Berbeda dengan bentuk ADR/APS lainnya, arbitrase memiliki karakteristik yang hampir serupa dengan penyelesaian sengketa adjudikatif. Sengketa dalam arbitrase diputus oleh arbiter atau majelis arbiter yang mana putusan arbitrase tersebut bersifat final and binding. Namun demikian, suatu putusan arbitrase baru dapat dilaksanakan apabila putusan tersebut telah didaftarkan ke Pengadilan Negeri (lihat Pasal 59 ayat (1) dan (4) UU No.30/1999). Dalam hal para pihak sepakat untuk penyelesaian sengketa melalui arbitrase, maka sengketa tidak dapat diselesaikan melalui pengadilan.

 

3.       Negosiasi

3.1  Pengertian Negosiasi

Secara etimologis, kata negosiasi berasal dari bahasa Inggris yaitu 'to negotiate' dan 'to be negotiating' yang artinya membicarakan, merundingkan, atau menawarkan. Dari kata tersebut kemudian memiliki turunan lain, yaitu 'negotiation' yang artinya aktivitas membicarakan atau merundingkan sesuatu dengan pihak lain untuk mencapai kesepakatan.

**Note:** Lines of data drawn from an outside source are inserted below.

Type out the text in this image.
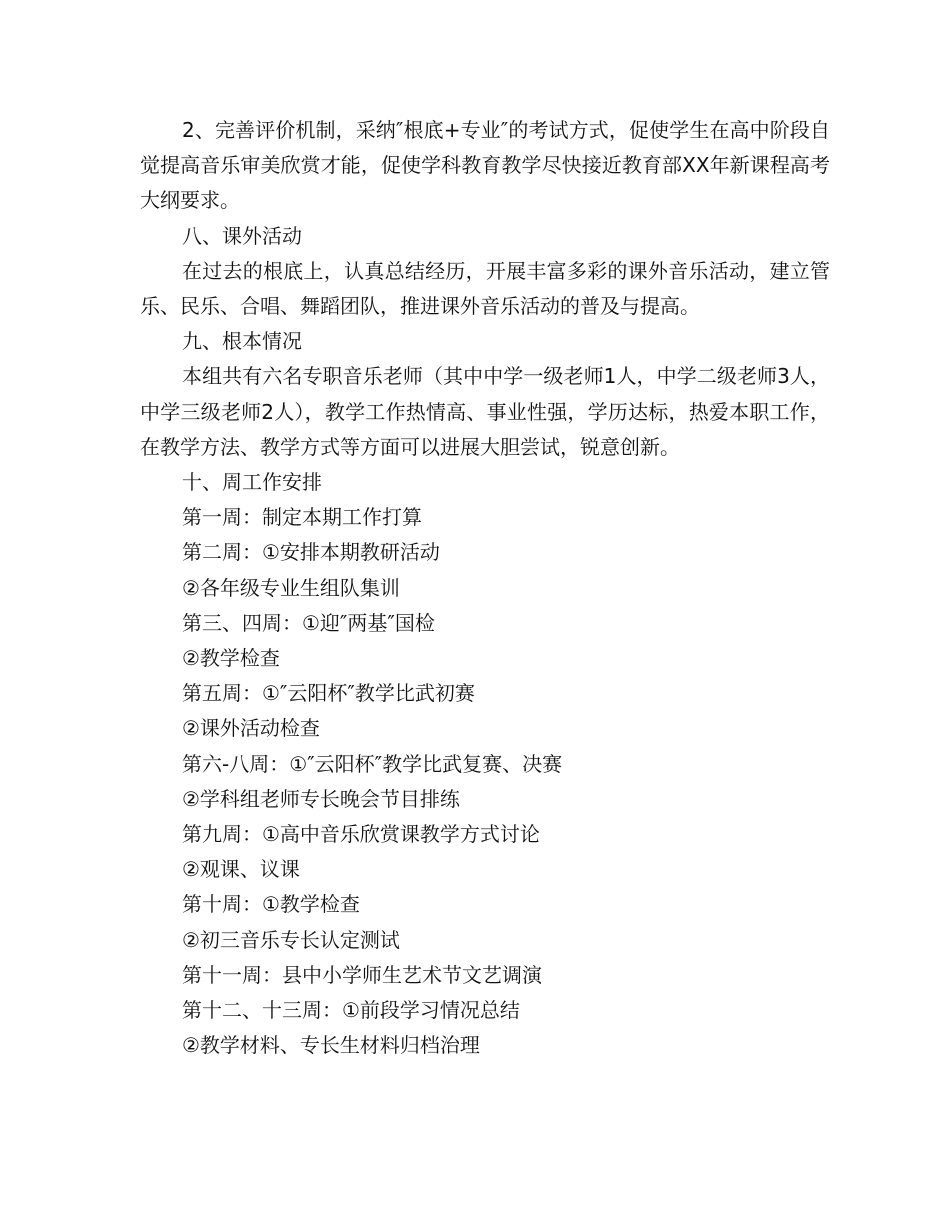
2、完善评价机制，采纳″根底+专业″的考试方式，促使学生在高中阶段自觉提高音乐审美欣赏才能，促使学科教育教学尽快接近教育部XX年新课程高考大纲要求。

八、课外活动

在过去的根底上，认真总结经历，开展丰富多彩的课外音乐活动，建立管乐、民乐、合唱、舞蹈团队，推进课外音乐活动的普及与提高。

九、根本情况

本组共有六名专职音乐老师（其中中学一级老师1人，中学二级老师3人，中学三级老师2人），教学工作热情高、事业性强，学历达标，热爱本职工作，在教学方法、教学方式等方面可以进展大胆尝试，锐意创新。

十、周工作安排

第一周：制定本期工作打算

第二周：①安排本期教研活动

②各年级专业生组队集训

第三、四周：①迎″两基″国检

②教学检查

第五周：①″云阳杯″教学比武初赛

②课外活动检查

第六-八周：①″云阳杯″教学比武复赛、决赛

②学科组老师专长晚会节目排练

第九周：①高中音乐欣赏课教学方式讨论

②观课、议课

第十周：①教学检查

②初三音乐专长认定测试

第十一周：县中小学师生艺术节文艺调演

第十二、十三周：①前段学习情况总结

②教学材料、专长生材料归档治理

Negosiasi merupakan suatu proses komunikasi yang di mana dua pihak masing-masing dengan suatu tujuan dan sudut pandang mereka sendiri berusaha akan mencapai kesepakatan yang memuaskan kedua belah pihak tersebut mengenai masalah yang sama.


3.2  Tahapan Negosiasi

1)      Persiapan dan Perencanaan

Tahap pertama dalam negosiasi adalah persiapan dan perencanaan. Proses mengumpulkan data diperlukan untuk mendukung posisi negosiator. Menyampaikan argumen dalam proses mendukung posisi negosiator juga harus dengan bijaksana.

2)      Menentukan Aturan

Pada tahap ini harus menentukan garis besar dan aturan-aturan untuk melakukan proses negosiasi, siapa yang akan menjadi bagian dari negosiasi dan masalah apa yang akan dinegosiasikan.

3)      Penjelasan

Pada tahap ini, tiap pihak harus mengutarakan apa yang diinginkan. Tiap pihak bisa memberi dokumentasi atau pemaparan yang jelas dan diperlukan untuk mendukung posisi masing-masing pihak.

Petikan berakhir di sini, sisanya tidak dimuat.